Mateusz Gibała – stażysta Fundacji. Student II roku politologii na Uniwersytecie Kardynała Stefana Wyszyńskiego w Warszawie
Odkąd armia Federacji Rosyjskiej dokonała inwazji na Ukrainę możemy zauważyć znaczną zmianę nastrojów w państwach skandynawskich. Państwa, takie jak Szwecja, czy Finlandia, które dotąd w wielu kwestiach stawiały na neutralność wobec ostatnich wydarzeń zmieniły swoją narrację w kwestii poglądu na politykę bezpieczeństwa w regionie.

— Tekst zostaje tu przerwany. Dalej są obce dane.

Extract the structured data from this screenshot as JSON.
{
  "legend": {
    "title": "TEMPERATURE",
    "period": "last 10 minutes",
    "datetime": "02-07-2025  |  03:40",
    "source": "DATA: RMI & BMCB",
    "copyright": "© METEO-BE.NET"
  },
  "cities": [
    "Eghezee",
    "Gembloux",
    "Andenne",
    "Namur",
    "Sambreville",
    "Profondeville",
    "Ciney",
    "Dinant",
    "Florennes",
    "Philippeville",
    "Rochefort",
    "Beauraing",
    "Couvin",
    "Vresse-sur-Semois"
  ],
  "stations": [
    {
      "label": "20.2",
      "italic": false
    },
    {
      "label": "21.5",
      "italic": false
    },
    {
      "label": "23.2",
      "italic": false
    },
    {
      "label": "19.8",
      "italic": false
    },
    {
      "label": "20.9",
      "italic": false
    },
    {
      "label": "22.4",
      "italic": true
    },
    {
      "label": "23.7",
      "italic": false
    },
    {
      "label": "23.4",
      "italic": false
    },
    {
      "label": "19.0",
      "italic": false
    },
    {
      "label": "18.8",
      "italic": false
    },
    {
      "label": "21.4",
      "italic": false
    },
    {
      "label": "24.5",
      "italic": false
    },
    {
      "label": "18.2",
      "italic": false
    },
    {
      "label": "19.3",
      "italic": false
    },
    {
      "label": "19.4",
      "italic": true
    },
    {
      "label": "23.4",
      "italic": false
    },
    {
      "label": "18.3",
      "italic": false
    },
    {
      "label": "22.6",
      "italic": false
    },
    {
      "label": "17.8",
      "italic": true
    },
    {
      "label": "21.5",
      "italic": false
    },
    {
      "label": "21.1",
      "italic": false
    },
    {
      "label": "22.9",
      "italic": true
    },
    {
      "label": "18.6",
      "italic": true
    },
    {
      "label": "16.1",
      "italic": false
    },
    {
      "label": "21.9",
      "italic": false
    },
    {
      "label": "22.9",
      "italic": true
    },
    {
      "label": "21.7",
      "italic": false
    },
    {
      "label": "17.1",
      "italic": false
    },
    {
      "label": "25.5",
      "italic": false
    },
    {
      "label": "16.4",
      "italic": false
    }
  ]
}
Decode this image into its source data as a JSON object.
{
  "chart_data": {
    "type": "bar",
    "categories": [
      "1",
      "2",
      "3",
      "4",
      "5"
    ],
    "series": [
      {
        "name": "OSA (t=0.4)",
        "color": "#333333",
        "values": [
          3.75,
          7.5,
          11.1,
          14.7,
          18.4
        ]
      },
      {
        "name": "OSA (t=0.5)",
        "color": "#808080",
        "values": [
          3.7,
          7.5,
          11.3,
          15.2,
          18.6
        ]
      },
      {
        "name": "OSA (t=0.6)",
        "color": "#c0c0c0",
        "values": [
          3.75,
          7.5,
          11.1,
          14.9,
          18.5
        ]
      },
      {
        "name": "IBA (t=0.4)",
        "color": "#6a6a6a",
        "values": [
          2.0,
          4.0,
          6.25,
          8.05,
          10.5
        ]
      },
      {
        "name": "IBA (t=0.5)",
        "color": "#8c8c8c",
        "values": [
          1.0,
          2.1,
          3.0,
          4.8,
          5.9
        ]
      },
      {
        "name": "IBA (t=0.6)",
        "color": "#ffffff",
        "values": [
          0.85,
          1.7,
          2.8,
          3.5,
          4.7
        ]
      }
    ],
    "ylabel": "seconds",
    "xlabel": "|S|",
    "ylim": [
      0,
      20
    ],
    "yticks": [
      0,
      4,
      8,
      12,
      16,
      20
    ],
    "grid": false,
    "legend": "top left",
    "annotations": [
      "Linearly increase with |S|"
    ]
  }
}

To, co dzieję się w Ukrainie jest sprawą, która w mediach przywróciła myślenie o członkostwie w NATO Szwecji i Finlandii, ale także wzmocniła pozycję i poparcie w innych krajach nordyckich. Przyczyną takiego obrotu spraw bez wątpienia jest Władimir Putin i jego coraz częstsze groźby ataku zbrojnego na suwerenne państwa Północy mowa tu oczywiście o Szwecji i Finlandii. Patrząc na politykę Władimira Putina należy się spodziewać dalszych prób eskalacji konfliktu nie tylko na niebie, ale i na morzu. Ostatnie wydarzenia w regionie Skandynawii pokazują, że Federacja Rosyjska nie zamierza rezygnować z zaczepek w stronę Północy, dlatego też sytuację takie, jak styczniowa prowokacja przy wyspie Gotland, niedawne naruszenie przestrzeni powietrznej przez rosyjskie myśliwce, a także nagłe „ćwiczenia” na Morzu Barentsa są tylko wstępem do tego, co potrafi Rosja.
Sytuacja w regionie
Zanim, jednak zajmiemy się stricte specyfiką Finlandii i Szwecji warto przyjrzeć się działaniom całego regionu wobec wojny wywołanej przez Rosję przeciw Ukrainie. W regionie skandynawskim zarówno kraje będące członkiem NATO, jak i kraje neutralne postanowiły wesprzeć militarnie walczącą z okupantem Ukrainę, lecz, zanim doszło do wsparcia militarnego ze strony krajów nordyckich to mogliśmy zauważyć dość ostrą krytykę wobec tych państw za swoją opieszałość w podjęciu decyzji o wsparciu militarnym, ponieważ zarówno kraje członkowskie NATO, jak i państwa neutralne (mamy tu na myśli Szwecję i Finlandię) zwlekały z decyzją o wysłaniu wsparcia wojskowego. Krytyka państw skandynawskich moim zdaniem powinna być mocnym punktem do refleksji dla przywódców i ukazać im, że w obliczu zagrożenia to niedyplomatyczne formułki wypowiadane na konferencjach są pomocą dla państwa, które walczy, a doraźna pomoc w postaci broni i pomocy humanitarnej. Ze strony szwedzkiej taka pomoc jest czymś bardzo wyjątkowym, ponieważ ostatni raz Szwedzi dostarczyli sprzęt w wojnie zimowej, kiedy to Finlandia walczyła ze Związkiem Socjalistycznych Republik Radzieckich. Ten ruch władz ze Sztokholmu powinien być wyraźnym sygnałem dla Putina pokazującym, że jego wizja państw nordyckich pełna agresji i chęci wywołania eskalacji konfliktu poprzez groźby wejścia zbrojnego nigdy w tych państwach nie będzie popierana.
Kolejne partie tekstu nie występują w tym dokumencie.